"Bunda, Ayyash kok nggak ada diajak main?""Hah? Masak iya? Selalu diajak, kan?"
"Duluu.. Ayyash nggak diajak main. Dicuekin aja. Sekarang baru diajak main."
Saya cengo bentar, melirik Abyas. Yang dilirik balas menggeleng.
"Dulunya itu kapan, Yash?"
"Dulu dulu duluuuuu banget. Waktu Ayyash masih kecil. Ayyash nggak diajak main sama Bunda. Dicuekin aja, ditinggal. Sekarang pas pas Ayyash udah besar baru sering diajak main. Kenapa, Bunda?"
Nggak menunggu sampai saya menjawab, dia langsung melesat ke teras. Menyusul balita tetangga yang hari itu bermain di rumah. Saya diam sebentar, sambil melipat pakaian.
"Ooh.. Chagi. Ngerti nggak yang di bilang Ayyash tadi?" saya menoleh pada suami.
"Nggak sih. Kapan Adek nggak ngajak dia main, ya? Selalu ngajak, kan."

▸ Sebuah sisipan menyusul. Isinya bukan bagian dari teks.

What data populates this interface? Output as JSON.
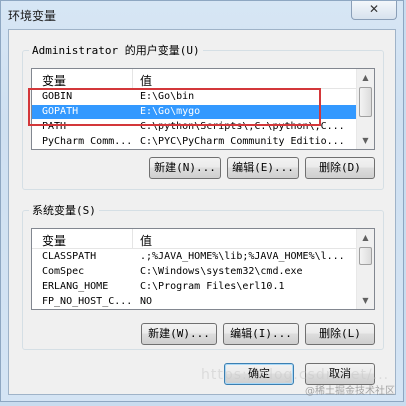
{
  "window": {
    "title": "环境变量",
    "close_glyph": "✕"
  },
  "user_vars": {
    "label": "Administrator 的用户变量(U)",
    "columns": [
      "变量",
      "值"
    ],
    "rows": [
      {
        "name": "GOBIN",
        "value": "E:\\Go\\bin",
        "selected": false
      },
      {
        "name": "GOPATH",
        "value": "E:\\Go\\mygo",
        "selected": true
      },
      {
        "name": "PATH",
        "value": "C:\\python\\Scripts\\;C:\\python\\;C...",
        "selected": false
      },
      {
        "name": "PyCharm Comm...",
        "value": "C:\\PYC\\PyCharm Community Editio...",
        "selected": false
      }
    ],
    "buttons": {
      "new": "新建(N)...",
      "edit": "编辑(E)...",
      "delete": "删除(D)"
    }
  },
  "system_vars": {
    "label": "系统变量(S)",
    "columns": [
      "变量",
      "值"
    ],
    "rows": [
      {
        "name": "CLASSPATH",
        "value": ".;%JAVA_HOME%\\lib;%JAVA_HOME%\\l...",
        "selected": false
      },
      {
        "name": "ComSpec",
        "value": "C:\\Windows\\system32\\cmd.exe",
        "selected": false
      },
      {
        "name": "ERLANG_HOME",
        "value": "C:\\Program Files\\erl10.1",
        "selected": false
      },
      {
        "name": "FP_NO_HOST_C...",
        "value": "NO",
        "selected": false
      }
    ],
    "buttons": {
      "new": "新建(W)...",
      "edit": "编辑(I)...",
      "delete": "删除(L)"
    }
  },
  "footer": {
    "ok": "确定",
    "cancel": "取消"
  },
  "watermark": {
    "text": "@稀土掘金技术社区",
    "blog": "https://blog.csdn.net/..."
  },
  "colors": {
    "selection": "#3399ff",
    "annotation_box": "#d3373a"
  }
}
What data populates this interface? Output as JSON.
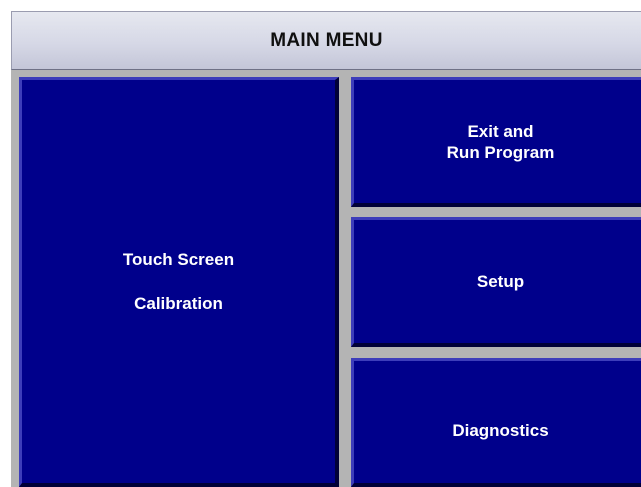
{
  "title": "MAIN MENU",
  "buttons": {
    "calibration": {
      "line1": "Touch Screen",
      "line2": "Calibration"
    },
    "exit": {
      "line1": "Exit and",
      "line2": "Run Program"
    },
    "setup": {
      "label": "Setup"
    },
    "diagnostics": {
      "label": "Diagnostics"
    }
  },
  "colors": {
    "button_bg": "#00008b",
    "frame": "#b4b4b4",
    "title_bg": "#d6d8e6"
  }
}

"Mungkin maksudnya 'dulu' itu, waktu Adek kerja. Kan Ayyash dititip, ditinggal gitu. Pulangnya sore, baru main sama dia. Mungkin itu, nggak?"
"Oohh.."
Saya diam, lanjut melipat pakaian sambil mikir. Kalimat Ayyash tadi seperti.. Eum.. Seperti bentuk protes. Saya beneran nggak nyangka dia akan menanyakan itu. Hari terakhir saya ngantor, usia Ayyash dua tahun sepuluh bulan. Lalu saya resign, fokus pada Ayyash, dan merasa semua baik-baik saja. Rupanya ada memori yang tertinggal di otak Ayyash, bahwa dulu waktu dia masih kecil saya sering banget ninggalin dia, nyuekin, bukan ngajak main. Malah dititip dan membiarkan dia main dengan para pengasuh di daycare. Sementara saya di kantor.
Astaghfirullooh..
Ternyata, quality time saat weekend itu kurang. Ternyata, kebersamaan dua sampai tiga jam sebelum tidurnya itu menyisakan tanya. Kalau pagi kok aku ditinggal? Sampai sore? Setiap hari pula, kecuali Ahad. Ternyata walau setiap pagi saya pamit padanya untuk bekerja, mencari nafkah, dan dia 'setuju', dia tetap merasa ditinggalkan. Ternyata walau saya sebisa mungkin selalu memantaunya dari jauh, terkadang izin pulang cepat dari kantor agar bisa lebih awal menjemputnya, masih ada tanya di kepalanya. Kok aku ditinggal?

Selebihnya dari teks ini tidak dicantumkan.